Sunday, December 30, 2012

Bornga @ The Star Vista


The brain child of celebrity Chef Jong Won Paik, Bornga is established in 2002 in Korea. Famed for numerous patented under his belt, Woo Samgyup is one of his original creations offered at Bornga. Bornga has 46 outlets internationally, including 33 in Korea and 13 across China, United States, Indonesia and now Singapore. Opened at Star Vista in November 2012, Bornga adds to the growing Korean BBQ-dinning scene in Singapore.


A long tray of fresh raw vegetables is served at Bornga when you dine you. I actually adore the idea instead of repeat request for refilling. Interesting fact that even the long tray is patented.


Like all Korean restaurants, side dishes are served.


Samgyupsal 4.2/5

If you noticed, the meat at Bornga is in its natural colour without any pre-marination causing the colour of the meat to be dark brown or black. Concerned about the appearance of Korean BBQ meats, Chef Paik created a new Korean style of BBQ while keeping the natural colour and taste of meats. The Samgyupsal or Grilled Pork Belly ($18) is chosen for the right proportion of fat and meat. Surprisingly the grilled pork belly tasted as good or even much better in its natural flavour without marination.

Woo Samgyup

Woo Samgyup 4.5/5

The star attraction and probably the reason for repeated customers is the Woo Samgyup or Thinly Sliced Beef with Bornga's Special Sauce ($22). Woo Samgyup is served shortly after being doused in a unique dressing that retains the meat's natural colour while enhancing the traditional bulgogi taste. The beautiful marbled meat was tender and juicy. In exact fact, it tasted better than bulgogi/galbi. I will definitely return for it again.


3 different types of dipping sauces are served at Bornga. Woo Samgyup sauce, Bean Paste sauce and Sesame Oil with Salt. The darker coloured one is the Woo Samgyup sauce, another of Chef Paik's patented creation.

Chadol Duejang Jjigae

Chadol Duejang Jjigae

Chadol Duejang Jjigae

Chadol Duejang Jjigae 4.2/5

Another signature at Bornga is the Chadol Duejang Jjigae ($16). The Korean beef stew made with rich soybean paste is reduced over a few minutes at table side over a table top stove. The stew is then poured over the rice, mixed and served like a bibimbap. Each mouthful of the rice coated with the beef stew was filled with wonderful flavours partying on the palate.

Jap Chae 3/5

The Jap Chae ($23) which is glass noodles stir fried with pork and vegetables. The silky glass noodles were nicely flavoured by the soy sauce but I felt it was a bit on the oily side.

Naengmyeon 4.2/5

Another favourite of mine in Korean cuisine is Naengmyeon ($15), buckwheat noodles with cold broth. The best method of eating cold noodles is to add some mustard and vinegar to it. The combinations of sour, sweet and spicy was very appetising and refreshing summer dish for the Singapore weather.

Kimchi Jjigae 4.2/5

Kimchi Jjigae ($15) is a hearty and comfort spicy stew with kimchi, pork, tofu and vegetables. Give me a pot of kimchi jjigae and a bowl of rice I will be content.

Haemul Pajeon 3.5/5

The Haemul Pajeon ($22), Korean pancake made with scallions and a variety of seafood. The egg batter, wheat flour and rice flour mixture was not too thick with a slight crisp on the surface. The haemul pajeon itself was a bit bland and it is best enjoyed with the dipping sauce.

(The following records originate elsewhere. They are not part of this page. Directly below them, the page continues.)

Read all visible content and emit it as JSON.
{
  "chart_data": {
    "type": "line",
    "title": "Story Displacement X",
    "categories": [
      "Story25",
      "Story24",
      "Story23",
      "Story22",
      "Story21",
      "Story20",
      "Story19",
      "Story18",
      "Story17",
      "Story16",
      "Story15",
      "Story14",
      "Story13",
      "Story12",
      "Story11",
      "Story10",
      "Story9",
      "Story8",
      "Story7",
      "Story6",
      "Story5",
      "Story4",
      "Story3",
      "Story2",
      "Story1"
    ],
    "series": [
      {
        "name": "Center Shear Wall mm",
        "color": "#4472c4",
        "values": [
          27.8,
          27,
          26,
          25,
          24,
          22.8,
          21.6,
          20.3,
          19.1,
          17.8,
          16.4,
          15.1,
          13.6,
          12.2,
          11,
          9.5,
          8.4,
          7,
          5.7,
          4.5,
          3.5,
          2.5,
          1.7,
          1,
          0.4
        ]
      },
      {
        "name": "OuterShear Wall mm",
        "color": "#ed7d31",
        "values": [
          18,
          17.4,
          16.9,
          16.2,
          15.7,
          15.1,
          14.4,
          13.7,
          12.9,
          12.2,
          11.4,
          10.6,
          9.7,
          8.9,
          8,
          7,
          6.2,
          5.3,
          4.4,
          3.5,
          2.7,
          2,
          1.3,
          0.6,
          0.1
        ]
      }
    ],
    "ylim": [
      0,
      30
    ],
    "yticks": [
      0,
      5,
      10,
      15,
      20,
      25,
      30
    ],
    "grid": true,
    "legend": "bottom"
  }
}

At the end of dinner, diners at Bornga will be served a complimentary drink, Omija also known as 5 flavour tea. The refreshing drink with its sour, sweet and bitter taste is really ideal to cleanse the palate after all the BBQ meat.

Bornga is an ideal place for family and friend gathering. Like any other Korean BBQ restaurant, do expect to smell like BBQ meat yourself after meal.

The Star Vista
1 Vista Exchange Green
Singapore 138617
Tel: +65 66944696
Nearest MRT: Buona Vista (CC Line, EW Line)

Opening Hours:
Daily: 1130am - 10pm

1) Alight at Buona Vista MRT station. Take exit A or C. Follow the shelved walkway and walk to Star Vista. Journey time about 5 minutes.

1 comment:

  1. All I could remember was how eager the service staff were to end work before 10pm. At 9.35pm, I was asked to pay up. At 9.47pm, one service staff informed that they would be closing in 10 mins' time. Just after a min, another staff walked over to inform they would be closing in 5 min' time. In another min, the earlier staff came over to switch off the steamboat fire. By then, my friend and I were so disgusted, we left at 9.52pm, totally lost our appetite and we barely ate one-third of what we ordered. Such service tactic is indeed brilliant to chase customer away and finish exactly at 10pm.